Longs to give shareholders closer look
Some say buyer CVS may not be paying full price for the drugstore’s real estate assets
Staff and news reports
Longs Drug Stores Corp. has agreed to hand over more information to pension funds suing the drugstore chain over its proposed $2.9 billion sale to
CVS Caremark Corp., a lawyer involved in the case said yesterday.
Longs operates 39 stores in Hawaii and has plans for two more - at Kulamalu Town Center in Upcountry Maui and in Pearl City.
Some of Walnut Creek, Calif.-based Longs' biggest shareholders contend CVS may not be paying full price for Longs' real estate assets, concentrated on the West Coast and Hawaii, and have been weighing whether to tender their shares in the deal.

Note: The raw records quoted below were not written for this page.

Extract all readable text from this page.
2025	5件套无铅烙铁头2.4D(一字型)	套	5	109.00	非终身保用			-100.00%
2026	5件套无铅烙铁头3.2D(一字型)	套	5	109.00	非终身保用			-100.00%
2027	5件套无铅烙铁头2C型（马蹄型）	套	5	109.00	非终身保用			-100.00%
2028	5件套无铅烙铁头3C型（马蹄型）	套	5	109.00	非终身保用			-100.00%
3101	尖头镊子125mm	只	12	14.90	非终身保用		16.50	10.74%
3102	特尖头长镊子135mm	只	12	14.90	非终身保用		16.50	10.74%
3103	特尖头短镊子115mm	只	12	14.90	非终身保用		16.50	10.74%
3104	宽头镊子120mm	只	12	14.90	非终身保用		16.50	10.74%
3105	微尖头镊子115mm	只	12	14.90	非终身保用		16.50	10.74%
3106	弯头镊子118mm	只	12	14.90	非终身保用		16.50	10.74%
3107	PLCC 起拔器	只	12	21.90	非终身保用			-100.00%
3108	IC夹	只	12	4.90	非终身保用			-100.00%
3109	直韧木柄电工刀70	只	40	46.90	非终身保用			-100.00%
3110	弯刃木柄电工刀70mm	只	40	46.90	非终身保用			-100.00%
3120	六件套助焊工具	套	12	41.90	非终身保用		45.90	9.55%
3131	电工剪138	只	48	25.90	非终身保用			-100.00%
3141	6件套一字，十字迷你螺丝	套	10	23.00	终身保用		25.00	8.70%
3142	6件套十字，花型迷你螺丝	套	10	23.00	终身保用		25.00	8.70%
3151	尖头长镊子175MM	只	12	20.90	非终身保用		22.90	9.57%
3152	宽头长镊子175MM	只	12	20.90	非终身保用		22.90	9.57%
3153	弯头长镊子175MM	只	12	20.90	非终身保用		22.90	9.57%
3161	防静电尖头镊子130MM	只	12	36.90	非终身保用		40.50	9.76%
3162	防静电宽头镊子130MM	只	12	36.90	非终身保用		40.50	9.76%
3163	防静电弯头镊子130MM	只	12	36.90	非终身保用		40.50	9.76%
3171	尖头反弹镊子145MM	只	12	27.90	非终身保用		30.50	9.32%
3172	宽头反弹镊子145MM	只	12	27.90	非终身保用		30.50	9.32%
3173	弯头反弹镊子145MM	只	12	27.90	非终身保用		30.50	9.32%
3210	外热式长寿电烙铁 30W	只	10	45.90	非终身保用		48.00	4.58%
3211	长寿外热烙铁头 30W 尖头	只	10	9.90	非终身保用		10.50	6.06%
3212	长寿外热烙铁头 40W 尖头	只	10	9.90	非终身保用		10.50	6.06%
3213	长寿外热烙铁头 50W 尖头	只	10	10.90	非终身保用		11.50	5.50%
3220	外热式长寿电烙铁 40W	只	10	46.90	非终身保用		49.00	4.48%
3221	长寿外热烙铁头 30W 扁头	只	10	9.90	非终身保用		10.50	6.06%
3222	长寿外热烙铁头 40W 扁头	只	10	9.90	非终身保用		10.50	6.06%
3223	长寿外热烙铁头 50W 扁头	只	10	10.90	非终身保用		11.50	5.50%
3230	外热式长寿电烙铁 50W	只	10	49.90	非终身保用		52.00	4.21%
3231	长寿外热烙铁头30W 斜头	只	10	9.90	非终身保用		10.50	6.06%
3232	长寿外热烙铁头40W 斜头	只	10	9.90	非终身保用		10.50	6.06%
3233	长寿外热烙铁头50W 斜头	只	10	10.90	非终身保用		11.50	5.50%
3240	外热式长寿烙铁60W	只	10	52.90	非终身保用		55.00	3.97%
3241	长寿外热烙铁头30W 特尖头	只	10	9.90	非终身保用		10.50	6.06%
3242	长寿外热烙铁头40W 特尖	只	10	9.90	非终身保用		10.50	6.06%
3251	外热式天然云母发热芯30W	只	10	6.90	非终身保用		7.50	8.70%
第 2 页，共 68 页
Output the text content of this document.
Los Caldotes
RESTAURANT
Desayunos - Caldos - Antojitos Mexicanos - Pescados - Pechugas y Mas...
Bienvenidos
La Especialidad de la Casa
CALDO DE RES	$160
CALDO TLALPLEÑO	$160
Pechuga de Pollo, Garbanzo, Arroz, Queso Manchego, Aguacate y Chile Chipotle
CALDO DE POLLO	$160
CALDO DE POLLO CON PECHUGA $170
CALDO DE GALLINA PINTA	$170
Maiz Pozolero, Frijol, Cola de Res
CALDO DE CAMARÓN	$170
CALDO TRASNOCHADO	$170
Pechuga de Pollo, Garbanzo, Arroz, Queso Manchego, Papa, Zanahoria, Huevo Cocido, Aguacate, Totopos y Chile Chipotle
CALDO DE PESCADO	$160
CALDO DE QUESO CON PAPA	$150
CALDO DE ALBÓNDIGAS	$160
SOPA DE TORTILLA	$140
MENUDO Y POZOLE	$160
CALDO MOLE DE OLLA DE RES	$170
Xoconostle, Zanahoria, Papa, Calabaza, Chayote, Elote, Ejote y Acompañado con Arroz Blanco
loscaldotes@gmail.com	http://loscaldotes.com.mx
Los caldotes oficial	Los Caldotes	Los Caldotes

Longs plans to provide the real estate documents it gave CVS during the due diligence process, make people available for depositions, and release minutes from board meetings, according to Blair Nicholas, a lawyer representing the Louisiana Municipal Police Employees Retirement System.
A Sept. 12 hearing was set to hear a motion for a preliminary injunction. If the judge grants the injunction, which the courts don't often do in these cases, it could stall CVS' acquisition of Longs.
Woonsocket, R.I.-based CVS, the nation's largest drug-store chain, has offered to pay $71.50 a share for Longs. It was a 32 percent premium to Longs' stock price when the deal was unveiled Aug. 12.
The tender offer for Longs expires Sept. 15. For the deal to go through, CVS needs to obtain 66 percent of Longs' diluted common shares outstanding. CVS can always extend the timetable of the tender offer, increase the bid, or walk away from the deal.
CVS has put a "conservative" value of $1 billion on 200 Longs retail stores, three distribution centers and three office buildings. CVS has said it intends to make money off the assets by either selling them or generating cash through sale-leaseback transactions.
"CVS has the key to the jewelry store," said Nicholas of Bernstein Litowitz Berger & Grossman LLP, a litigation firm. "The real estate is the crown jewel here."
CVS has been prodded by BLB&G before. The law firm's 2006 lawsuit against CVS helped to force the drug-store giant to pay an additional $7.50 a share to acquire Caremark. In that deal, CVS had faced a rival bidder in Express Scripts Inc.
So-called arbitrage investors have been gambling that CVS will increase its bid. The shares have been trading above the deal price in almost every trading session. Arbitrage investors seek to profit on price spreads in acquisitions.
"The real estate underneath those businesses may ultimately be worth more than the businesses themselves," said Randall Baron, a lawyer at Coughlin Stolia Geller Rudman & Robbins, which is representing the Steamfitters Local 449 Pension Fund. It also has filed a lawsuit against Longs.
The class-action complaints are being heard in California Superior Court in Contra Costa County. The pension funds plan to file a motion to consolidate their cases, Nicholas said.
Advisory Research Inc. and activist hedge fund Pershing Square Capital Management - two of Longs largest shareholders - have questioned whether CVS and Longs' own management team are lowballed the value of the real estate assets.
Advisory Research has asked Longs to provide the information, while Pershing Square has hired Blackstone Group L.P. to help its value the real estate and see if there are other possible bidders for Longs.
In the class-action lawsuits, both pension funds also raised doubts about whether Longs conducted a fair bidding process.
They claim Longs withheld significant confidential information from the first bidder, who many analysts believe was Walgreen Co., the No. 2 U.S. drug-store chain.